Addison Goolsbee did some outside schooling this week.
“Just in time for the end of high school classes, my son entered the ranks of the urban foragers by finding this morel in the Chicago city limits,” his father Austan Goolsbee tweeted.
Addison, 17, who does Lab School, found morels and pheasant backs [dryad’s saddle].
“Wasn’t a bad haul for an hour of work,” his father tweeted.
Meanwhile, to the western suburbs, where teacher Matthew Schultz foraged.
“I present to you a small bounty of DuPage County black and grey morels,” he emailed. “Somewhere near the DuPage River is as close as I’ll give ya.”
Keeping morel spots secret is born of necessity.
As befits a teacher, Schultz elaborated on morels.

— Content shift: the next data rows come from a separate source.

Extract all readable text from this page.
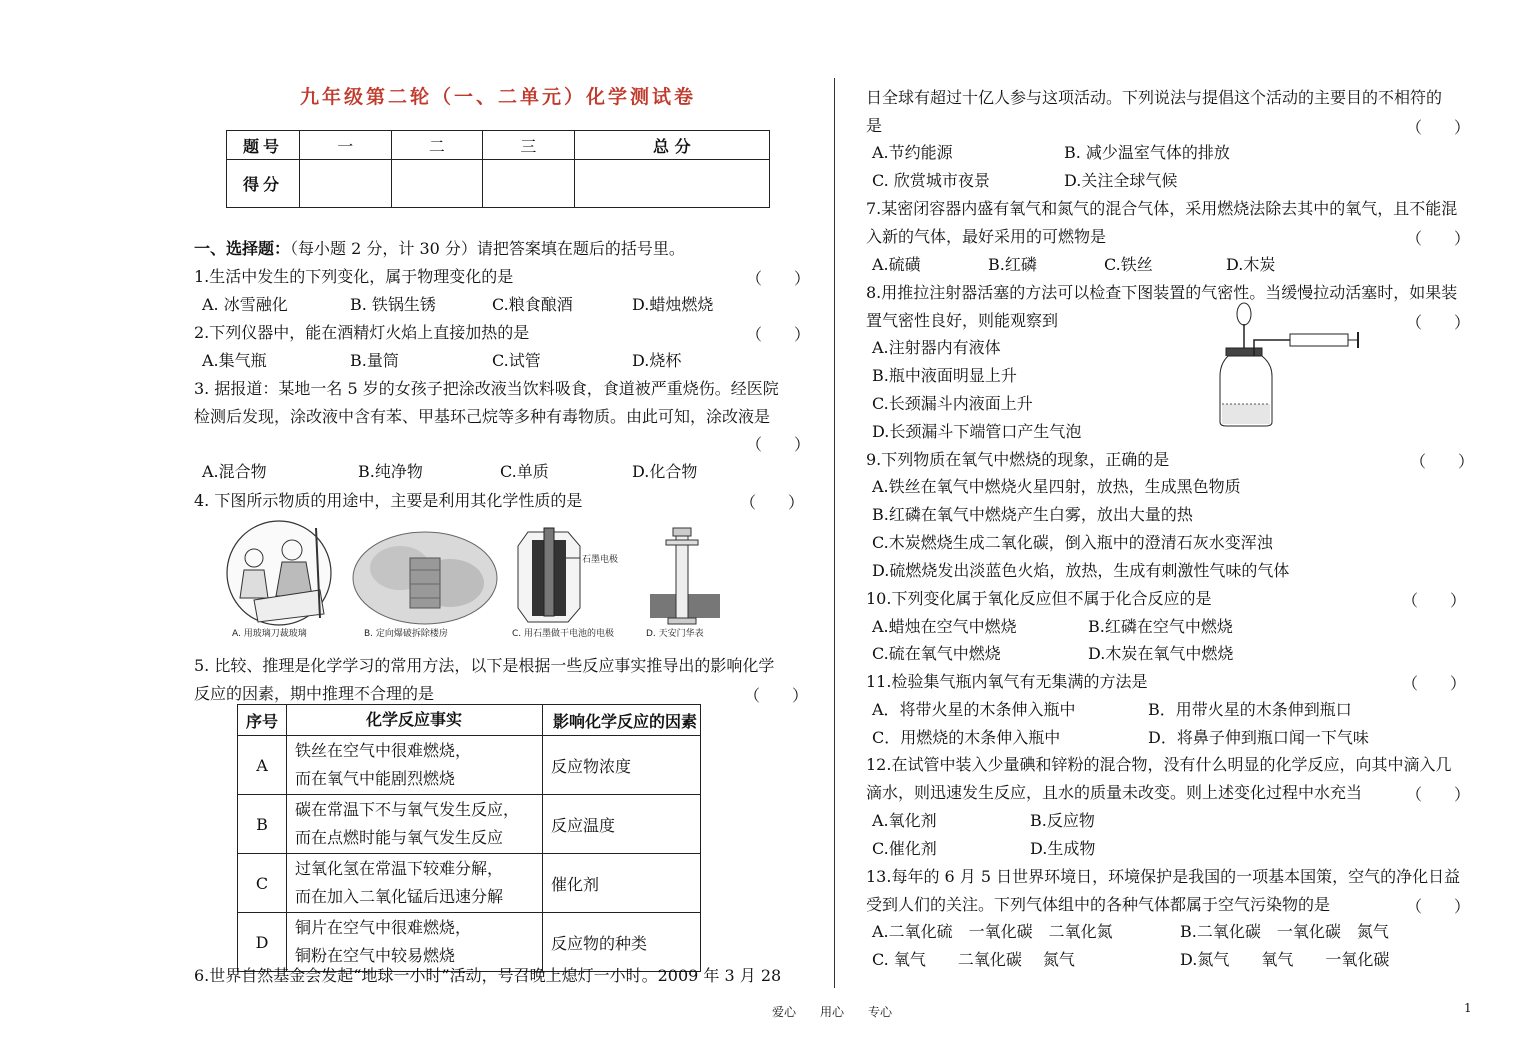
九年级第二轮（一、二单元）化学测试卷
题号	一	二	三	总 分
得分				
一、选择题：（每小题 2 分，计 30 分）请把答案填在题后的括号里。
1.生活中发生的下列变化，属于物理变化的是	（　　）
A. 冰雪融化	B. 铁锅生锈	C.粮食酿酒	D.蜡烛燃烧
2.下列仪器中，能在酒精灯火焰上直接加热的是	（　　）
A.集气瓶	B.量筒	C.试管	D.烧杯
3. 据报道：某地一名 5 岁的女孩子把涂改液当饮料吸食，食道被严重烧伤。经医院
检测后发现，涂改液中含有苯、甲基环己烷等多种有毒物质。由此可知，涂改液是
（　　）
A.混合物	B.纯净物	C.单质	D.化合物
4. 下图所示物质的用途中，主要是利用其化学性质的是	（　　）
A. 用玻璃刀裁玻璃	B. 定向爆破拆除楼房
石墨电极
C. 用石墨做干电池的电极	D. 天安门华表
5. 比较、推理是化学学习的常用方法，以下是根据一些反应事实推导出的影响化学
反应的因素，期中推理不合理的是	（　　）
序号	化学反应事实	影响化学反应的因素
A	铁丝在空气中很难燃烧，
而在氧气中能剧烈燃烧	反应物浓度
B	碳在常温下不与氧气发生反应，
而在点燃时能与氧气发生反应	反应温度
C	过氧化氢在常温下较难分解，
而在加入二氧化锰后迅速分解	催化剂
D	铜片在空气中很难燃烧，
铜粉在空气中较易燃烧	反应物的种类
6.世界自然基金会发起“地球一小时”活动，号召晚上熄灯一小时。2009 年 3 月 28
日全球有超过十亿人参与这项活动。下列说法与提倡这个活动的主要目的不相符的
是	（　　）
A.节约能源	B. 减少温室气体的排放
C. 欣赏城市夜景	D.关注全球气候
7.某密闭容器内盛有氧气和氮气的混合气体，采用燃烧法除去其中的氧气，且不能混
入新的气体，最好采用的可燃物是	（　　）
A.硫磺	B.红磷	C.铁丝	D.木炭
8.用推拉注射器活塞的方法可以检查下图装置的气密性。当缓慢拉动活塞时，如果装
置气密性良好，则能观察到	（　　）
A.注射器内有液体
B.瓶中液面明显上升
C.长颈漏斗内液面上升
D.长颈漏斗下端管口产生气泡
9.下列物质在氧气中燃烧的现象，正确的是	（　　）
A.铁丝在氧气中燃烧火星四射，放热，生成黑色物质
B.红磷在氧气中燃烧产生白雾，放出大量的热
C.木炭燃烧生成二氧化碳，倒入瓶中的澄清石灰水变浑浊
D.硫燃烧发出淡蓝色火焰，放热，生成有刺激性气味的气体
10.下列变化属于氧化反应但不属于化合反应的是	（　　）
A.蜡烛在空气中燃烧	B.红磷在空气中燃烧
C.硫在氧气中燃烧	D.木炭在氧气中燃烧
11.检验集气瓶内氧气有无集满的方法是	（　　）
A．将带火星的木条伸入瓶中	B．用带火星的木条伸到瓶口
C．用燃烧的木条伸入瓶中	D．将鼻子伸到瓶口闻一下气味
12.在试管中装入少量碘和锌粉的混合物，没有什么明显的化学反应，向其中滴入几
滴水，则迅速发生反应，且水的质量未改变。则上述变化过程中水充当	（　　）
A.氧化剂	B.反应物
C.催化剂	D.生成物
13.每年的 6 月 5 日世界环境日，环境保护是我国的一项基本国策，空气的净化日益
受到人们的关注。下列气体组中的各种气体都属于空气污染物的是	（　　）
A.二氧化硫　一氧化碳　二氧化氮	B.二氧化碳　一氧化碳　氮气
C. 氧气　　二氧化碳　 氮气	D.氮气　　氧气　　一氧化碳
爱心　　用心　　专心	1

“I love finding these tasty black and grey ones early in the season here,” he emailed. “They make you bend down close to the earth to find them. Such a great feeling. Next, with the heat, come their bigger cousins, the giant yellows—the size of beer cans that you spot 25 yards away jumping through the forest floor. Still fun, just different.”
Bring on the big yellows, I need all the help I can get.
“The black and greys are quiet and intimate,” Schultz described. “They make you slow down and listen for their whisper. The yellows are a loud, raucous romp through the woods.”
I’m all for “a loud, raucous romp through the woods.”
He further endeared himself with an artful food preparation and photo.
“For good measure, I grabbed some pheasant backs,”” he emailed. “[Those] I will slice thinly and pickle like green watermelon rinds, which they smell so similar to. The ramps are from a farmer’s market. I wouldn’t pull the bulbs if I were wild harvesting them.
“All of it for a special weekday spring dinner: grilled trout with walnut/ramp pesto and morel/butter/shallot sauce.”
Good Lord.
For good measure, he finished, “Luckily, I teach at Wheaton Warrenville South High School and I get to show my students pictures and stories like these to spread the love of the outdoors!”